Cryptanalysis on prime power RSA modulus of the form \(N = p^r q\)

Abstract

Let \(N = p^r q\) be an RSA prime power modulus for \(r \geq 2\) and \(q < p < 2 q\). This paper propose three new attacks. In the first attack we consider the class of public exponents satisfying an equation \(e X - N Y = u p^r + \frac{q^r}{u} + Z\) for suitably small positive integer \(u\). Using continued fraction we show that \(\frac{Y}{X}\) can be recovered among the convergents of the continued fraction expansion of \(\frac{e}{N}\) and leads to the successful factorization of \(N p^r q\).
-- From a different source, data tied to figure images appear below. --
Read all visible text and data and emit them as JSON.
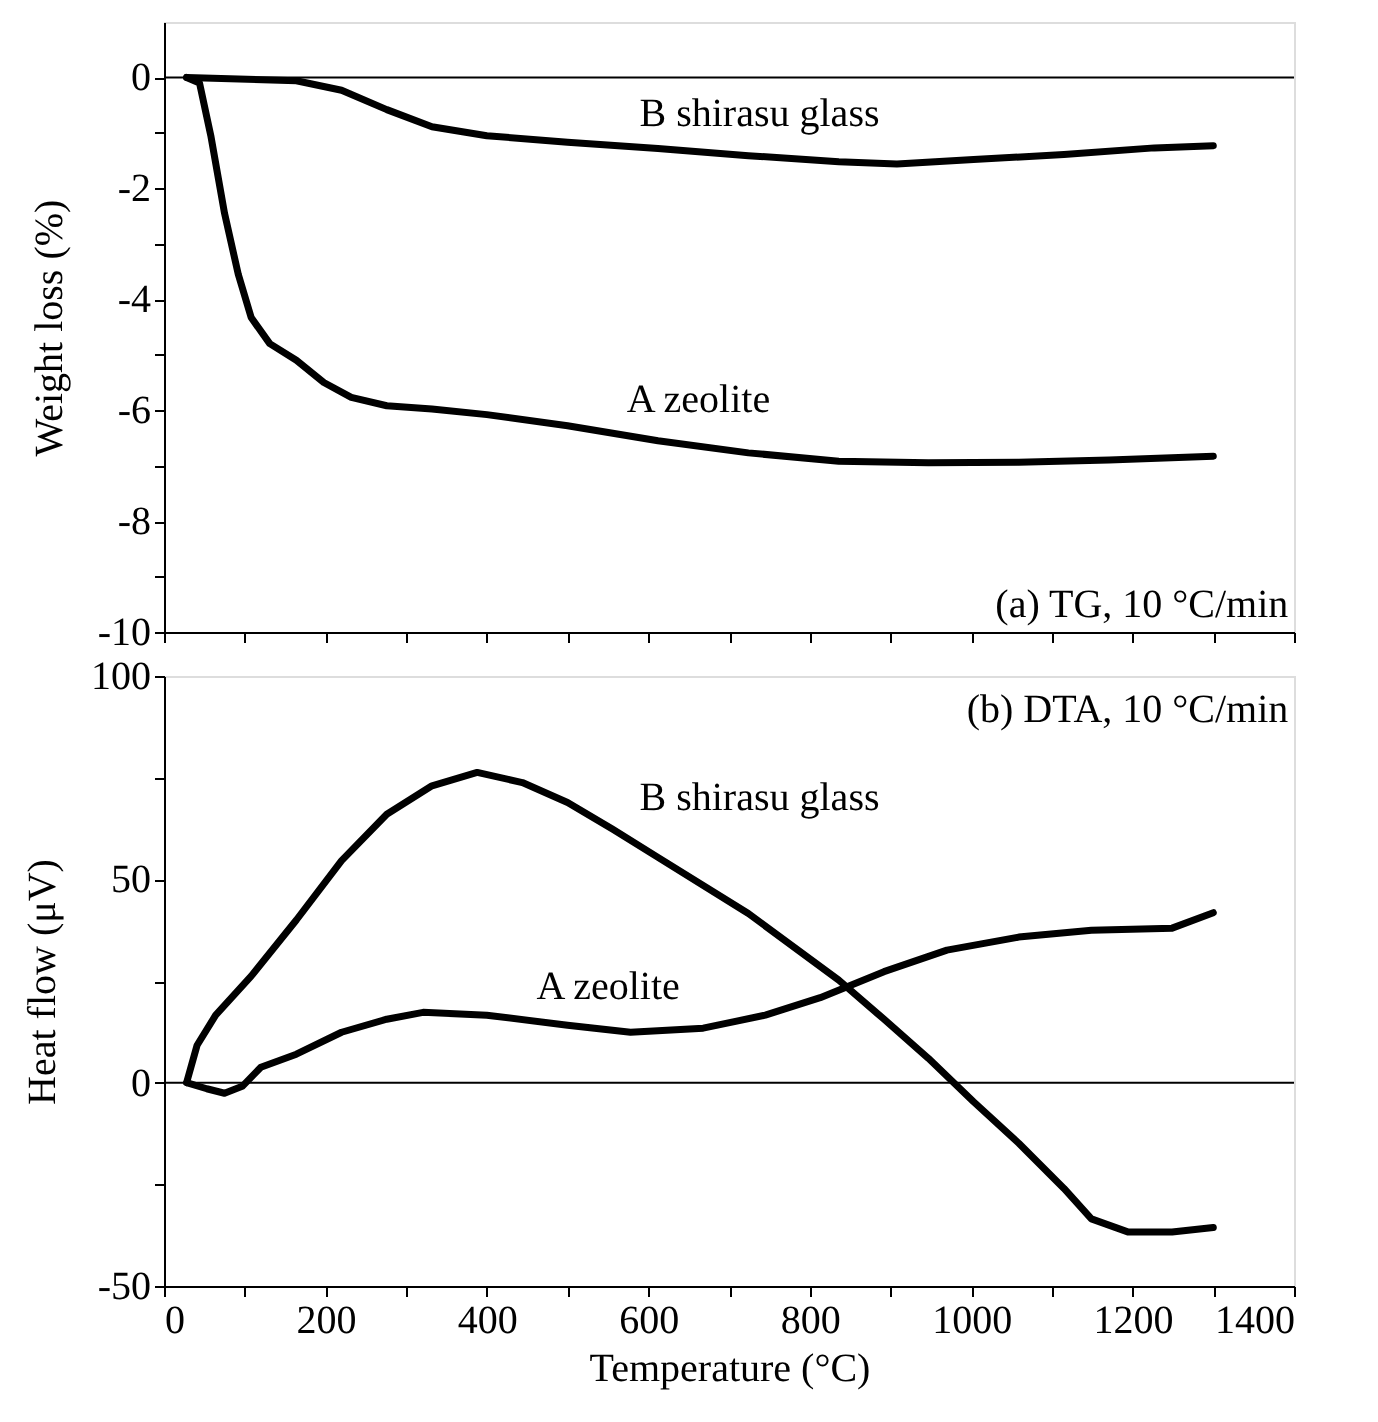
{
  "chart_data": [
    {
      "type": "line",
      "ylabel": "Weight loss (%)",
      "xlim": [
        0,
        1400
      ],
      "xticks": [
        0,
        {
          "value": 100,
          "label": null
        },
        200,
        {
          "value": 300,
          "label": null
        },
        400,
        {
          "value": 500,
          "label": null
        },
        600,
        {
          "value": 700,
          "label": null
        },
        800,
        {
          "value": 900,
          "label": null
        },
        1000,
        {
          "value": 1100,
          "label": null
        },
        1200,
        {
          "value": 1300,
          "label": null
        },
        1400
      ],
      "ylim": [
        -10,
        1
      ],
      "yticks": [
        -10,
        {
          "value": -9,
          "label": null
        },
        -8,
        {
          "value": -7,
          "label": null
        },
        -6,
        {
          "value": -5,
          "label": null
        },
        -4,
        {
          "value": -3,
          "label": null
        },
        -2,
        {
          "value": -1,
          "label": null
        },
        0
      ],
      "tick_labels": "y",
      "grid": false,
      "legend": false,
      "line_style": "solid",
      "marker": "none",
      "series": [
        {
          "color": "#000000",
          "x": [
            28,
            164,
            220,
            276,
            332,
            400,
            500,
            612,
            724,
            836,
            908,
            1003,
            1115,
            1227,
            1300
          ],
          "values": [
            0,
            -0.06,
            -0.23,
            -0.58,
            -0.89,
            -1.05,
            -1.17,
            -1.28,
            -1.41,
            -1.52,
            -1.56,
            -1.48,
            -1.39,
            -1.27,
            -1.23
          ]
        },
        {
          "color": "#000000",
          "x": [
            28,
            44,
            58,
            75,
            92,
            108,
            131,
            164,
            198,
            232,
            276,
            332,
            400,
            500,
            612,
            724,
            836,
            947,
            1059,
            1171,
            1300
          ],
          "values": [
            0,
            -0.1,
            -1.05,
            -2.45,
            -3.55,
            -4.33,
            -4.8,
            -5.1,
            -5.5,
            -5.77,
            -5.92,
            -5.98,
            -6.08,
            -6.28,
            -6.55,
            -6.77,
            -6.92,
            -6.95,
            -6.94,
            -6.9,
            -6.83
          ]
        }
      ],
      "ref_lines": [
        {
          "axis": "y",
          "value": 0,
          "label": null,
          "color": "#000000"
        }
      ],
      "annotations": [
        "B shirasu glass",
        "A zeolite",
        "(a) TG, 10 °C/min"
      ]
    },
    {
      "type": "line",
      "xlabel": "Temperature (°C)",
      "ylabel": "Heat flow (μV)",
      "xlim": [
        0,
        1400
      ],
      "xticks": [
        0,
        {
          "value": 100,
          "label": null
        },
        200,
        {
          "value": 300,
          "label": null
        },
        400,
        {
          "value": 500,
          "label": null
        },
        600,
        {
          "value": 700,
          "label": null
        },
        800,
        {
          "value": 900,
          "label": null
        },
        1000,
        {
          "value": 1100,
          "label": null
        },
        1200,
        {
          "value": 1300,
          "label": null
        },
        1400
      ],
      "ylim": [
        -50,
        100
      ],
      "yticks": [
        -50,
        {
          "value": -25,
          "label": null
        },
        0,
        {
          "value": 25,
          "label": null
        },
        50,
        {
          "value": 75,
          "label": null
        },
        100
      ],
      "grid": false,
      "legend": false,
      "line_style": "solid",
      "marker": "none",
      "series": [
        {
          "color": "#000000",
          "x": [
            28,
            41,
            64,
            108,
            164,
            220,
            276,
            332,
            388,
            444,
            500,
            556,
            612,
            724,
            836,
            892,
            947,
            1003,
            1059,
            1115,
            1149,
            1194,
            1249,
            1300
          ],
          "values": [
            0,
            9.2,
            16.6,
            26.2,
            40,
            54.6,
            66,
            73,
            76.3,
            73.8,
            68.9,
            62.3,
            55.4,
            41.6,
            25.2,
            15.6,
            6,
            -4.7,
            -14.9,
            -26,
            -33.5,
            -36.7,
            -36.7,
            -35.6
          ]
        },
        {
          "color": "#000000",
          "x": [
            28,
            53,
            75,
            97,
            120,
            164,
            220,
            276,
            321,
            400,
            500,
            578,
            668,
            745,
            813,
            892,
            970,
            1059,
            1149,
            1249,
            1300
          ],
          "values": [
            0,
            -1.5,
            -2.6,
            -0.9,
            3.8,
            7,
            12.4,
            15.6,
            17.3,
            16.6,
            14.1,
            12.4,
            13.4,
            16.6,
            20.9,
            27.3,
            32.6,
            35.8,
            37.5,
            38,
            41.8
          ]
        }
      ],
      "ref_lines": [
        {
          "axis": "y",
          "value": 0,
          "label": null,
          "color": "#000000"
        }
      ],
      "annotations": [
        "B shirasu glass",
        "A zeolite",
        "(b) DTA, 10 °C/min"
      ]
    }
  ]
}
Moreover we show that the number of such exponents is at least \(N^{\frac{r+3}{2(r+1)}-\varepsilon}\) where \(\varepsilon \geq 0\) is arbitrarily small for large \(N\). The second and third attacks works when \(k\) RSA public keys \((N_i,e_i)\) are such that there exist \(k\) relations of the shape \(e_i x - N_i y_i = p_i^r u + \frac{q_i^r}{u} + z_i\) or of the shape \(e_i x_i - N_i y = p_i^r u + \frac{q_i^r}{u} + z_i\) where the parameters \(x\), \(x_i\), \(y\), \(y_i\), \(z_i\) are suitably small in terms of the prime factors of the moduli. We apply the LLL algorithm, and show that our strategy enable us to simultaneously factor the \(k\) prime power RSA moduli \(N_i\).